When the credits rolled at the end of the season four “Game of Thrones” finale, many devoted fans of “A Song of Ice and Fire,” the book series that serves as the show’s source material, probably found themselves furiously hitting that replay button. Was it something we missed?
No, no it was not. The producers very intentionally left out the Lady Stoneheart — also known as the vengeful, zombie-fied, Frey and Lannister-slaughtering resurrected corpse of Catelyn Stark — reveal that shocked ASoIaF fans to their core back when “A Storm of Swords” came out 14 years ago, and it looks like the decision to cut this game-changing character is one they’re going to stick with.

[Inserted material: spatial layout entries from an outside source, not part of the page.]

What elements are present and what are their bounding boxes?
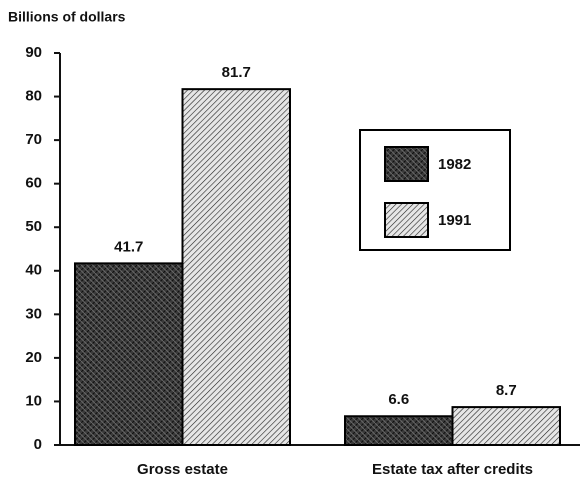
bar <box>74 262 184 446</box>
legend-label: 1991 <box>438 212 471 229</box>
y-tick-label: 80 <box>25 88 42 105</box>
legend-box <box>359 129 511 251</box>
value-label: 41.7 <box>114 238 143 255</box>
value-label: 8.7 <box>496 382 517 399</box>
y-tick-label: 30 <box>25 305 42 322</box>
y-tick-label: 10 <box>25 392 42 409</box>
legend-swatch <box>384 202 429 238</box>
y-axis-label: Billions of dollars <box>8 9 126 25</box>
legend-swatch <box>384 146 429 182</box>
bar <box>451 406 561 446</box>
y-tick-label: 0 <box>34 436 42 453</box>
y-tick-label: 60 <box>25 175 42 192</box>
bar <box>344 415 454 446</box>
y-tick-label: 40 <box>25 262 42 279</box>
value-label: 81.7 <box>222 64 251 81</box>
y-tick-label: 50 <box>25 218 42 235</box>
y-tick-label: 90 <box>25 44 42 61</box>
bar <box>181 88 291 446</box>
x-tick-label: Gross estate <box>137 461 228 478</box>
x-tick-label: Estate tax after credits <box>372 461 533 478</box>
legend-label: 1982 <box>438 156 471 173</box>
y-tick-label: 70 <box>25 131 42 148</box>
y-tick-label: 20 <box>25 349 42 366</box>
value-label: 6.6 <box>388 391 409 408</box>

“Yeah, the character’s dead. She’s dead,” actress Michelle Fairley told Entertainment Weekly. “You respect the writers’ decision. I knew the arc, and that was it. They can’t stick to the books 100 percent. It’s impossible — they only have 10 hours per season. They have got to keep it dramatic and exciting, and extraneous stuff along the way gets lost in order to maintain the quality of a brilliant show.”
Fairley has a very solid point — the show has already benefited from cutting some extraneous plot lines and sprucing up others — but the Stoneheart character was such a big deal for the books that it’s impossible to deny that her (terrifying) presence will be missed. Also, leaving out Stoneheart, who was revived by Ser Beric Dondarrion and his Brotherhood Without Banners days after the Red Wedding, could have major implications for other characters’ story lines — and they’re good story lines, this time around.
In “A Feast For Crows,” the book that will mostly serve as the source material for “Game of Thrones’ ” fifth season, Brienne of Tarth’s (Gwendoline Christie) fate once again becomes entwined with Catelyn’s (or at least a version of Catelyn) when she meets Stoneheart in the Riverlands, which is where most of the Lannister and Frey slaughtering had been taking place.
Stoneheart offers to let Brienne go if she agrees to kill Jaime Lannister, but she refuses — and while book four ends with Brienne’s fate hanging in the balance, book five, “A Dance With Dragons,” very heavily suggests that Brienne took Stoneheart’s deal and decided to go after Jaime. (She tells Jaime that she found Sansa Stark, but her story lacks credibility since she also claims that Sansa is in danger from The Hound. Who is dead.)
Basically, cutting Stoneheart out of this equation opens up a whole new world of possibilities. The show already drastically changed Brienne’s path by having her give up on the search for Sansa and instead focus on Arya, and this latest development leaves Brienne’s future development even more uncertain than it was before.
Of course she could still intersect with the Brotherhood Without Banners, who have already appeared on the show, but the whole Jaime death deal makes about zero sense with Dondarrion at the helm. The Lightning Lord isn’t a huge fan of the lion clan for sure, but the unquenchable thirst for Lannister blood makes a lot more sense when it’s coming from Catelyn.
Also, why would Brienne ever make a deal (if that is, indeed, what she did) like that with Dondarrion? She has no allegiance to that man, but she did swear fealty to Catelyn Stark when the woman was still alive.
So, yeah, we have absolutely no idea what they’re going to do with Brienne, Podrick, and Jaime now, though we’re sure they’ll meet up again eventually. And hey, the changes to these characters’ stories could be for the better (the decision to have Brienne interact with The Hound and Arya certainly was), so you really never know.
But Stoneheart also added a level of merciless justice to the books that seemed completely appropriate and thematically necessary for the time. The peaceful age ruled by honor-obsessed families like the Starks was long gone, and the recent death of Tywin Lannister signaled the end of a Westeros ruled by ruthless pragmatism, which at least made some sort of sense.
The newfound importance of characters like Ramsay Snow, Cersei 2.0, and Littlefinger rang in the age of pure and utter chaos in the Seven Kingdoms, but the decaying ghost of Lady Stark returning to enact her brutal revenge at least made it seem like the scales were occasionally being tipped in the right direction.
Is she absolutely horrible? Sure, but at least she was the Dexter Morgan of Westeros in that she only went after those who (she thought) were the actual bad guys, and her many murders made it seem like proper comeuppance was an actual possibility in the bleak world of “Game of Thrones.” It’s still likely that they’ll have a character like Dondarrion take on the Stoneheart tasks instead, but it’s a whole lot more powerful when the hate is spewing from the corpse of one of the most just, loving, and honorable ghosts of Westeros’ past.
Lady Stoneheart, we are sad to see you go.